In case for some reason you haven’t seen the trailer for Walter Salles’ On the Road, screenplay by Jose Rivera, here it is.  It will star Sam Riley as Sal Paradise, Garrett Hedlund as Dean Moriarty, Kristen Stewart as Marylou, Kirsten Dunst as Camille, Tom Sturridge as Carlo Marx, Viggo Mortensen as Old Bull Lee, Amy Adams as Jane, Alice Braga as Terry, and Danny Morgan as Ed Dunkel.

Cast your opinions in the comments section….

From a purely cinematic standpoint, the landscape looks beautiful.  I’ve been following the production of the film for a while and paying particular attention to filming locations.  If you think about it, The United States is a character in the book and in the film so it deserves attention, and I think Walter Salles, who directed The Motorcycle Diaries, can accomplish that.

The book I’m coauthoring with Paul Maher Jr., Burning Furiously Beautiful, details the places Jack Kerouac visited and was inspired by when writing On the Road.  If you check out our Pinterest board, you can see just how incredible the landscape and history of the places Sal Paradise and Dean Moriarty visit are.

Burning Furiously Beautiful on Pinterest

19 Mar

Burning Furiously Beautiful, the book on Jack Kerouac I’m collaborating on with Paul Maher Jr., is taking shape.  Paul suggested I make a Pinterest board based on the book, and I’m super excited about the way it came out.  So far I’ve cataloged photographs with captions to tell the story of part 1 of Jack Kerouac’s On the Road.  It’s such a fun way to explore a story.

Want to check it out?  I’d love to hear your feedback.

The Rumors Are True

31 Jan

 

Life can be so surreal sometimes.  One day you can be reading a book — and not long after that you can be co-authoring a book with the very same author whose book you once read.

A few years back, I was reading Paul Maher, Jr.’s, Jack Kerouac’s American Journey on the 6 train in New York.  Now, as you can read on his website, we’re co-authoring a revised and expanded edition called Burning Furiously Beautiful.

I’m so excited to be working with Paul.  Here’s a little bit of his bio from his website:

Paul Maher, Jr., is a seasoned leader of Kerouac scholarship; what’s more, many of Kerouac’s family, friends, and contemporaries (including Joyce Johnson and David Amram) endorse the fresh, unbiased perspective he uses to retell the life and work of this great American writer.

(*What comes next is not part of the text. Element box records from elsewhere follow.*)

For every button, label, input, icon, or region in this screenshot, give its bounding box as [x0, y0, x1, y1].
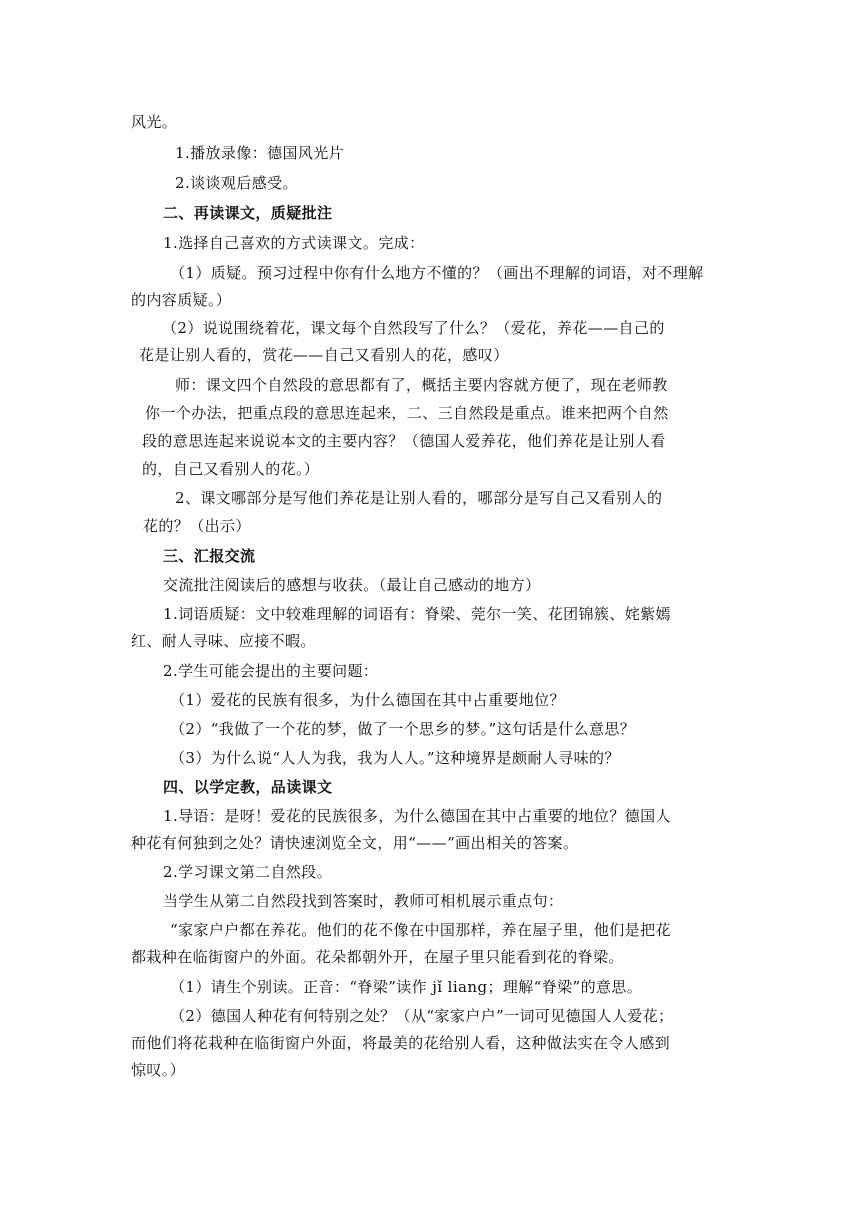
section-heading: 四、以学定教，品读课文 — [163, 778, 333, 796]
text-line: 1.词语质疑：文中较难理解的词语有：脊梁、莞尔一笑、花团锦簇、姹紫嫣 — [163, 605, 671, 623]
text-line: （2）“我做了一个花的梦，做了一个思乡的梦。”这句话是什么意思？ — [170, 720, 636, 738]
text-line: 惊叹。） — [131, 1061, 186, 1079]
text-line: 1.选择自己喜欢的方式读课文。完成： — [163, 234, 425, 252]
section-heading: 三、汇报交流 — [163, 547, 256, 565]
text-line: （1）质疑。预习过程中你有什么地方不懂的？（画出不理解的词语，对不理解 — [170, 264, 704, 282]
text-line: （1）请生个别读。正音：“脊梁”读作 jǐ liang；理解“脊梁”的意思。 — [170, 978, 643, 996]
text-line: （3）为什么说“人人为我，我为人人。”这种境界是颇耐人寻味的？ — [170, 749, 620, 767]
text-line: 2、课文哪部分是写他们养花是让别人看的，哪部分是写自己又看别人的 — [175, 489, 663, 507]
text-line: 1.导语：是呀！爱花的民族很多，为什么德国在其中占重要的地位？德国人 — [163, 807, 671, 825]
text-line: 都栽种在临街窗户的外面。花朵都朝外开，在屋子里只能看到花的脊梁。 — [131, 948, 624, 966]
text-line: 交流批注阅读后的感想与收获。（最让自己感动的地方） — [163, 576, 541, 594]
section-heading: 二、再读课文，质疑批注 — [163, 204, 333, 222]
text-line: 红、耐人寻味、应接不暇。 — [131, 632, 316, 650]
text-line: 而他们将花栽种在临街窗户外面，将最美的花给别人看，这种做法实在令人感到 — [131, 1034, 671, 1052]
text-line: 2.学生可能会提出的主要问题： — [163, 662, 379, 680]
text-line: 师：课文四个自然段的意思都有了，概括主要内容就方便了，现在老师教 — [175, 376, 668, 394]
text-line: “家家户户都在养花。他们的花不像在中国那样，养在屋子里，他们是把花 — [170, 921, 671, 939]
text-line: 当学生从第二自然段找到答案时，教师可相机展示重点句： — [163, 892, 564, 910]
text-line: 的，自己又看别人的花。） — [142, 460, 320, 478]
text-line: （2）说说围绕着花，课文每个自然段写了什么？（爱花，养花——自己的 — [162, 319, 665, 337]
text-line: 2.谈谈观后感受。 — [175, 174, 298, 192]
text-line: 花的？（出示） — [143, 517, 251, 535]
text-line: （1）爱花的民族有很多，为什么德国在其中占重要地位？ — [170, 691, 565, 709]
text-line: 段的意思连起来说说本文的主要内容？（德国人爱养花，他们养花是让别人看 — [142, 432, 666, 450]
text-line: 你一个办法，把重点段的意思连起来，二、三自然段是重点。谁来把两个自然 — [145, 404, 669, 422]
text-line: 风光。 — [131, 113, 178, 131]
text-line: 1.播放录像：德国风光片 — [175, 144, 345, 162]
text-line: 花是让别人看的，赏花——自己又看别人的花，感叹） — [139, 346, 509, 364]
text-line: 种花有何独到之处？请快速浏览全文，用“——”画出相关的答案。 — [131, 834, 579, 852]
text-line: （2）德国人种花有何特别之处？（从“家家户户”一词可见德国人人爱花； — [170, 1007, 674, 1025]
text-line: 2.学习课文第二自然段。 — [163, 863, 333, 881]
text-line: 的内容质疑。） — [131, 291, 232, 309]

Maher’s Kerouac: The Definitive Biography (Taylor Trade Publishing, June 2004), is the first biography to be based entirely on primary sources. It is the most thoroughly researched and comprehensive life of Kerouac to date. It’s been selected by both Biography magazine and Vanity Fair for their “Hot Lists” and has received endorsements from the Kerouac Estate, composer David Amram (author of “Offbeat: Collaborating with Kerouac”),  Rolling Stone and Vanity Fair. Historian and journalist Douglas Brinkley (Rosa Parks; The Unfinished Presidency: Jimmy Carter’s Journey beyond the White House; and American Heritage”s History of the United States) has publicly praised the groundbreaking scholarship conducted by Maher.